Canopy is the core of a unique process in the ever-growing field of data breach response. A delicate balance of people, process, and technology come together on every project to ensure that the response to every data breach is efficient, accurate, and affordable. Excellent partnerships with companies such as The Crypsis Group and Integreon, Inc. allow data breaches to be investigated using our custom-designed software for higher quality results than traditional ediscovery methods. This combination of man and machine-learning creates the ideal mechanism for any data breach response. Although data breach response closely parallels ediscovery, the two processes differ significantly. Nevertheless, terminology is often erroneously used interchangeably and, in order to fully understand our data breach process, some new terminology needs to be introduced. This article defines four phases of data breach response, exploring both the terminology in those phases and the technology behind the labels.
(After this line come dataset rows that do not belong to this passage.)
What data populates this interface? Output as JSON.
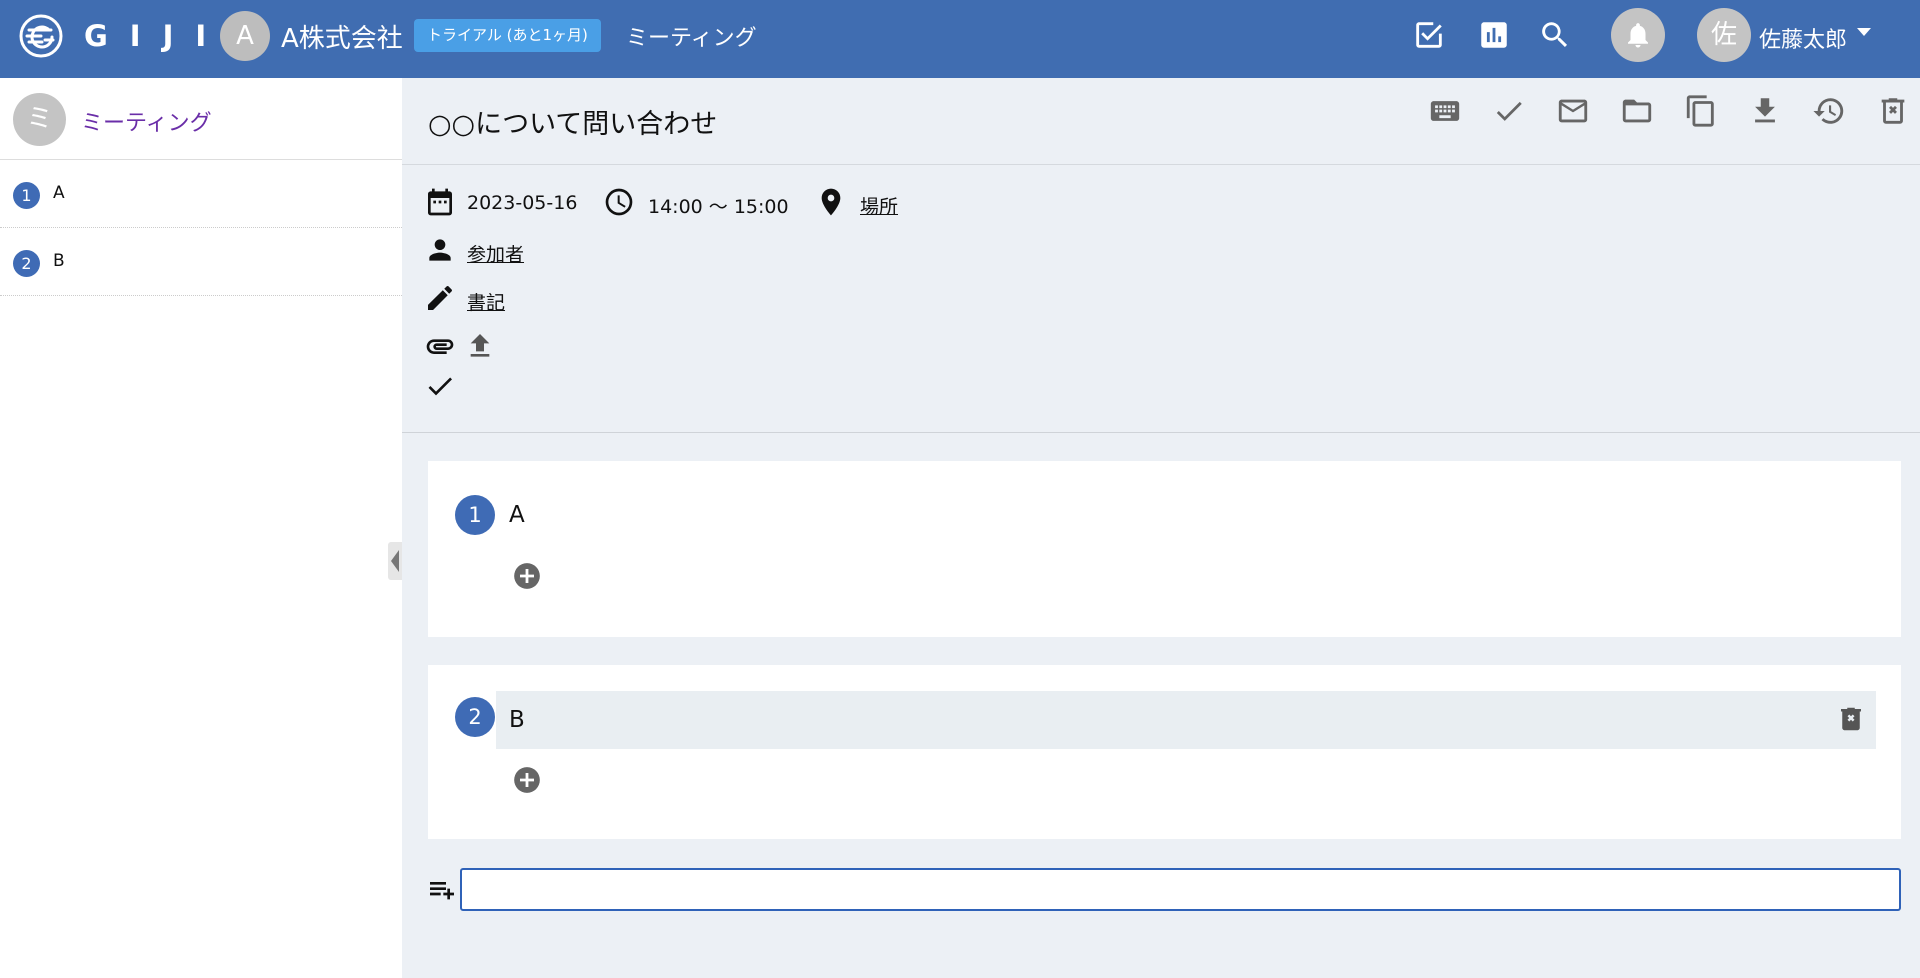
{
  "header": {
    "logo_text": "GIJI",
    "org_avatar": "A",
    "org_name": "A株式会社",
    "trial_badge": "トライアル (あと1ヶ月)",
    "section_title": "ミーティング",
    "user_avatar": "佐",
    "user_name": "佐藤太郎",
    "icons": [
      "task-check-icon",
      "chart-icon",
      "search-icon",
      "bell-icon",
      "caret-down-icon"
    ],
    "brand_color": "#406db1"
  },
  "sidebar": {
    "avatar": "ミ",
    "title": "ミーティング",
    "items": [
      {
        "num": "1",
        "label": "A"
      },
      {
        "num": "2",
        "label": "B"
      }
    ]
  },
  "main": {
    "title": "○○について問い合わせ",
    "toolbar_icons": [
      "keyboard-icon",
      "check-icon",
      "mail-icon",
      "folder-icon",
      "copy-icon",
      "download-icon",
      "history-icon",
      "delete-icon"
    ],
    "meta": {
      "date": "2023-05-16",
      "time": "14:00 〜 15:00",
      "location": "場所",
      "participants": "参加者",
      "secretary": "書記"
    },
    "agenda": [
      {
        "num": "1",
        "title": "A",
        "highlighted": false
      },
      {
        "num": "2",
        "title": "B",
        "highlighted": true
      }
    ],
    "new_item": {
      "value": "",
      "placeholder": ""
    }
  }
}
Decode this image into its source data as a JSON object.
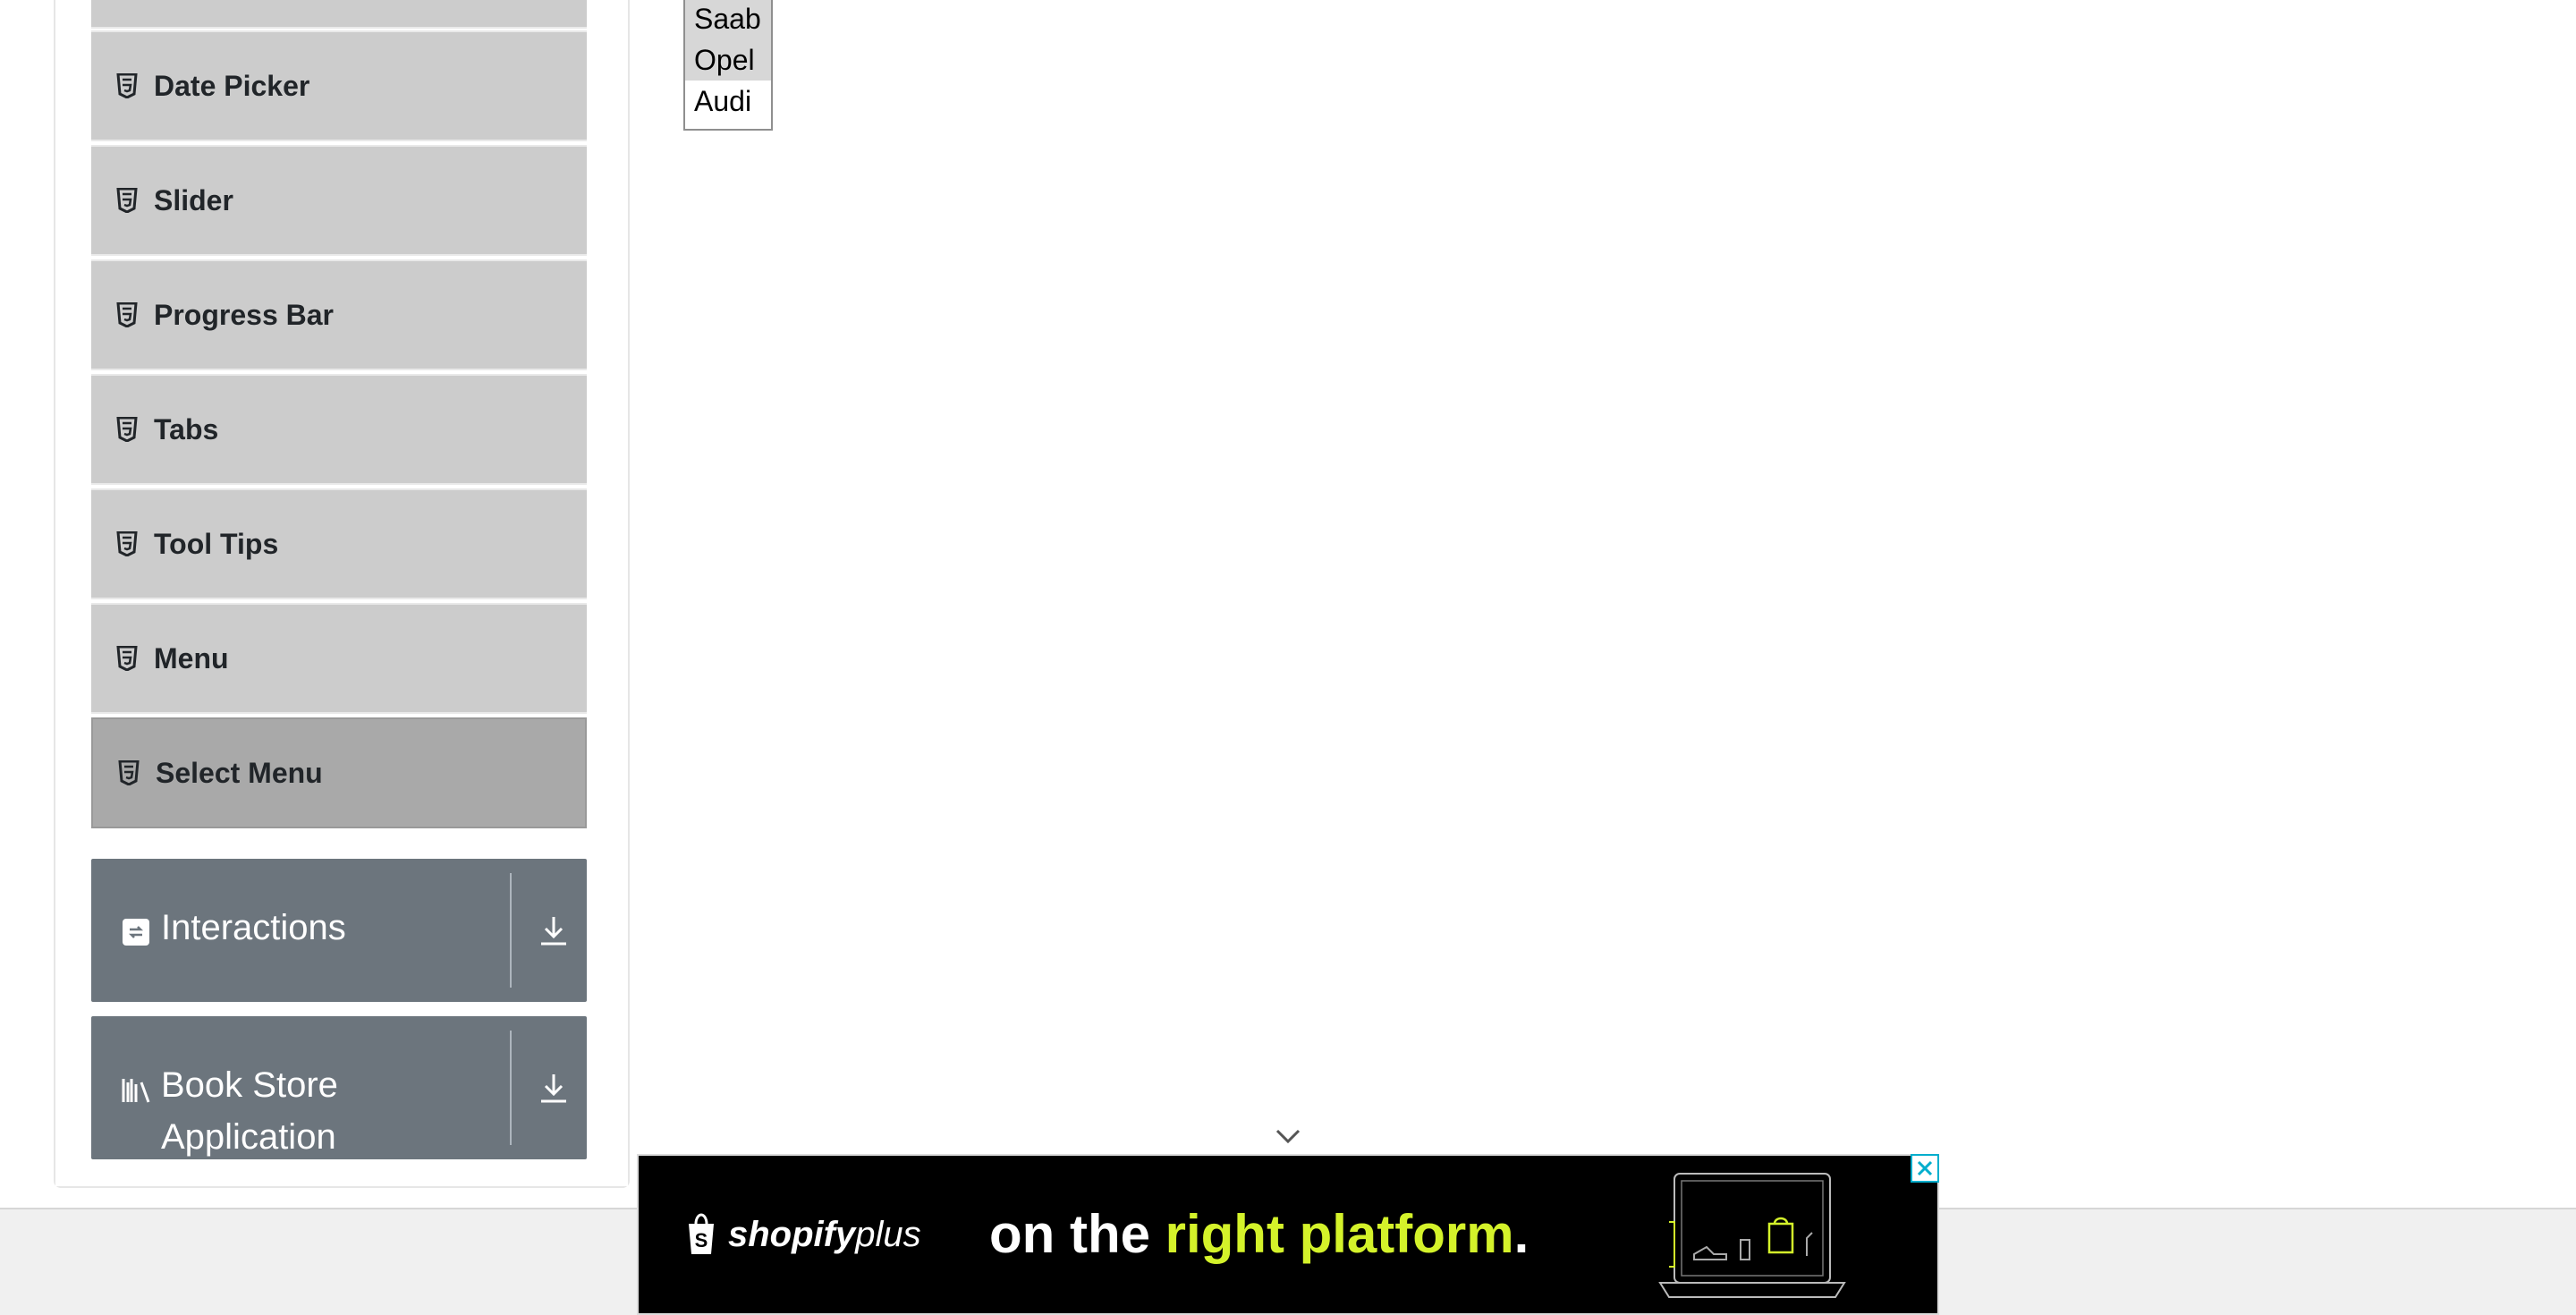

Before human reviewers ever lay eyes on the documents, Canopy’s software processes the data, including all extraction and data detection, producing an Impact Assessment Report. Canopy’s automated impact assessment gives our partners the scope of the breach in 24-72 hours - eliminating the 1-2 weeks traditionally set aside for a preliminary manual assessment. Our impact assessment provides a processing overview of the data uploaded to Canopy and the Personally Identifiable Information (PII) and Protected Health Information (PHI) elements contained within the data. Our machine-learning based software detects over 60 unique data elements - from contact information to Social Security Numbers to medical diagnoses - and everything in between. These elements allow our partners to ensure compliance with a wide range of global privacy regulations including CCPA, FERPA, HIPAA, GDPR, and PIPEDA.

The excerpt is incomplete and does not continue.